1Le clivage gauche/droite a-t-il survécu après la séquence électorale de 2017 ? La question se pose du côté des commentateurs de la vie politique, pour les partis qui s’en réclamaient, mais aussi pour les électeurs qui s’y situaient. La victoire d’un candidat qui se déclare « et de la gauche et de la droite »  [1] et le fait que beaucoup dans La République en marche (LREM) relèguent les notions de gauche et de droite aux reliques du « vieux monde politique »  [2] en disent long sur l’actualité de cette interrogation. Cette tentation de l’obsolescence se retrouve aussi du côté des organisations partisanes plus anciennes. Le Parti socialiste (PS) s’interroge sur un possible changement de nom après sa défaite historique du premier tour de l’élection présidentielle de 2017. Quant à la France insoumise, son programme met en avant le peuple, mais pas forcément la gauche en tant que référence ou filiation historique  [3]. Enfin, du côté des électrices et des électeurs, 71 % des personnes interrogées par Ipsos considéraient en juin 2017 que « les notions de gauche et de droite sont dépassées : ce n’est plus comme ça qu’on peut juger les prises de position »  [4]. Mis bout à bout, ces éléments pourraient bien sonner le glas d’une division politique qui a pourtant longtemps structuré la vie politique française.
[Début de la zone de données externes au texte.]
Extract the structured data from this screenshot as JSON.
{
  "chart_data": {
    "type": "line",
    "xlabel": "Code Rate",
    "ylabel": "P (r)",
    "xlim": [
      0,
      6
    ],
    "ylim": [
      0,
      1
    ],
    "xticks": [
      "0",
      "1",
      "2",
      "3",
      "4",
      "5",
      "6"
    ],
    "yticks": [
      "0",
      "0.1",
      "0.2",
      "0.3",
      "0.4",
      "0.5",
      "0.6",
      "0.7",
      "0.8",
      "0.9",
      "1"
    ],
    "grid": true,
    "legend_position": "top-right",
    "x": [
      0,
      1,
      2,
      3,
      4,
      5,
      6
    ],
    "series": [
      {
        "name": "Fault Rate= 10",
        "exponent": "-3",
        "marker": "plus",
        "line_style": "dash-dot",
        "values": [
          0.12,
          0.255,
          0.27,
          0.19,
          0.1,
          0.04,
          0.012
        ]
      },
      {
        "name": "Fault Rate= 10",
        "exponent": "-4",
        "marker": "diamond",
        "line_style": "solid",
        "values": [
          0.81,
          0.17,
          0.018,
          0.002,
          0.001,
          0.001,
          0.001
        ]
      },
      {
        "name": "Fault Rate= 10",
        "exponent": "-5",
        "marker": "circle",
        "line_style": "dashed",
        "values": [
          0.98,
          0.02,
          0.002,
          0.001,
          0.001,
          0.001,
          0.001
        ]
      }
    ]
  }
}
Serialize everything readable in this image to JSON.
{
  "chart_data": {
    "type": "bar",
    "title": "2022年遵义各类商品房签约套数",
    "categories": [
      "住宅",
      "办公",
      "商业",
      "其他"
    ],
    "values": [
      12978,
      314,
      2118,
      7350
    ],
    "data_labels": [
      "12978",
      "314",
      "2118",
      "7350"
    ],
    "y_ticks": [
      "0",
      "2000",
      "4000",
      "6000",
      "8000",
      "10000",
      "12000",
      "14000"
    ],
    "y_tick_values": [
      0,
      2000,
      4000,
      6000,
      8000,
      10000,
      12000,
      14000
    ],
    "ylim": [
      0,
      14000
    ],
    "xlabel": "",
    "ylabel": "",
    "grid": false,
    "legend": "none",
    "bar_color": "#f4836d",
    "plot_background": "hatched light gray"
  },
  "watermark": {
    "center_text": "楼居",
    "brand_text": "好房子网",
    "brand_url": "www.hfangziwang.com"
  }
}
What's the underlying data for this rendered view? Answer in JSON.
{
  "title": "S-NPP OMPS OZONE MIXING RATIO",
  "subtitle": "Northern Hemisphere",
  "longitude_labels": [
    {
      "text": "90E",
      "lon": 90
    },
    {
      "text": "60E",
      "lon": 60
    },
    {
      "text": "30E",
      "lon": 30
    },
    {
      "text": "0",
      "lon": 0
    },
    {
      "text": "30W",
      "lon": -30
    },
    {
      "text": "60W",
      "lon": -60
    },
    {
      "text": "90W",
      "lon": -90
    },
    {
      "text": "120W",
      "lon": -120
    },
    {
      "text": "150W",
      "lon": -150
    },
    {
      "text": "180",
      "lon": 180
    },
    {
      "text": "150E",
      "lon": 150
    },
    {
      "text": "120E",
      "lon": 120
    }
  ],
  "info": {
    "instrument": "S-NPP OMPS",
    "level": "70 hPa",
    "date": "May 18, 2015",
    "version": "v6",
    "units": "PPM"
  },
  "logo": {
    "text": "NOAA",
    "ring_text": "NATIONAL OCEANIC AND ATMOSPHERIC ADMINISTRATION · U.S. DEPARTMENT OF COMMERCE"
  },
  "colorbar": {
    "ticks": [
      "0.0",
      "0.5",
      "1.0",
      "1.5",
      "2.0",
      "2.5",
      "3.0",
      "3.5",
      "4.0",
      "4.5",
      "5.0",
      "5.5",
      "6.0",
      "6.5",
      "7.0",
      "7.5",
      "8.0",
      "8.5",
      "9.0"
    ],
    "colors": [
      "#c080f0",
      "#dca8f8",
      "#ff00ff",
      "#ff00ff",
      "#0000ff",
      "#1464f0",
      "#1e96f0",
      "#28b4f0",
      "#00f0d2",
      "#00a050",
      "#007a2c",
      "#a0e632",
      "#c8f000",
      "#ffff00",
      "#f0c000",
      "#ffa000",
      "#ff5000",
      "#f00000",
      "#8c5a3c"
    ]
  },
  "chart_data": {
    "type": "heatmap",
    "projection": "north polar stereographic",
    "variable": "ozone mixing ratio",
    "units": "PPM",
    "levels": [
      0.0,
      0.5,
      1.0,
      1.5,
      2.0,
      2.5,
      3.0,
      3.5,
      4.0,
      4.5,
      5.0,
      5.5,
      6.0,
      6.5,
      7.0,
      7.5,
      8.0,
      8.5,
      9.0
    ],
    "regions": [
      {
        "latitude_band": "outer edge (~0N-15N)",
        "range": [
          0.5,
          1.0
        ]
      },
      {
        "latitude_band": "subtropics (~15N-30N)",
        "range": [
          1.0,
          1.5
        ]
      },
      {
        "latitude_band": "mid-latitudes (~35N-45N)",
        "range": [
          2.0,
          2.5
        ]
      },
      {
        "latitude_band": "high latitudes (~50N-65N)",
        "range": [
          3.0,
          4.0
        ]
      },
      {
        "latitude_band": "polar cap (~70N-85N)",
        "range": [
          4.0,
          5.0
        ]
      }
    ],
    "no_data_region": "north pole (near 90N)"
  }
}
2Pourtant, les notions de gauche et de droite étaient prégnantes dans les identités politiques des Français  [5], particulièrement stables dans le temps  [6], surtout si on compare au vote ou à la proximité partisane  [7]. La gauche et la droite apparaissaient très tôt chez les enfants interrogés par Annick Percheron  [8] dans les années 1970. De manière frappante, on en trouve encore également trace chez les enfants des années 2010  [9].

3Cette lecture par le dépassement ou l’obsolescence est trop rapide et pas si nouvelle. D’abord, il y a déjà eu dans le passé des périodes politiques lors desquelles les partis de gouvernement professaient le dépassement de ce clivage, notamment sous la Quatrième République  [10]. Leur but était alors de former une alliance du juste milieu contre les communistes et les gaullistes, quitte à ranimer stratégiquement les notions de gauche et de droite uniquement lors des élections des années 1950.

4Ensuite, cette question de sondage mesure une opinion loin d’être nouvelle. Elle a été posée plusieurs fois depuis les années 1980 par les instituts de sondage. En 1981, par exemple, seulement un tiers des Français considérait que les notions de gauche et de droite étaient dépassées, contre 42 % qui les jugeaient toujours valables. Depuis lors, il y a toujours eu plus de répondants qui jugent que gauche et droite sont des notions dépassées plutôt que valables. En 1988, ils ont dépassé la barre des 50 % et, de 1991 à 2011, entre 55 % et 60 % des répondants adoptent cette position.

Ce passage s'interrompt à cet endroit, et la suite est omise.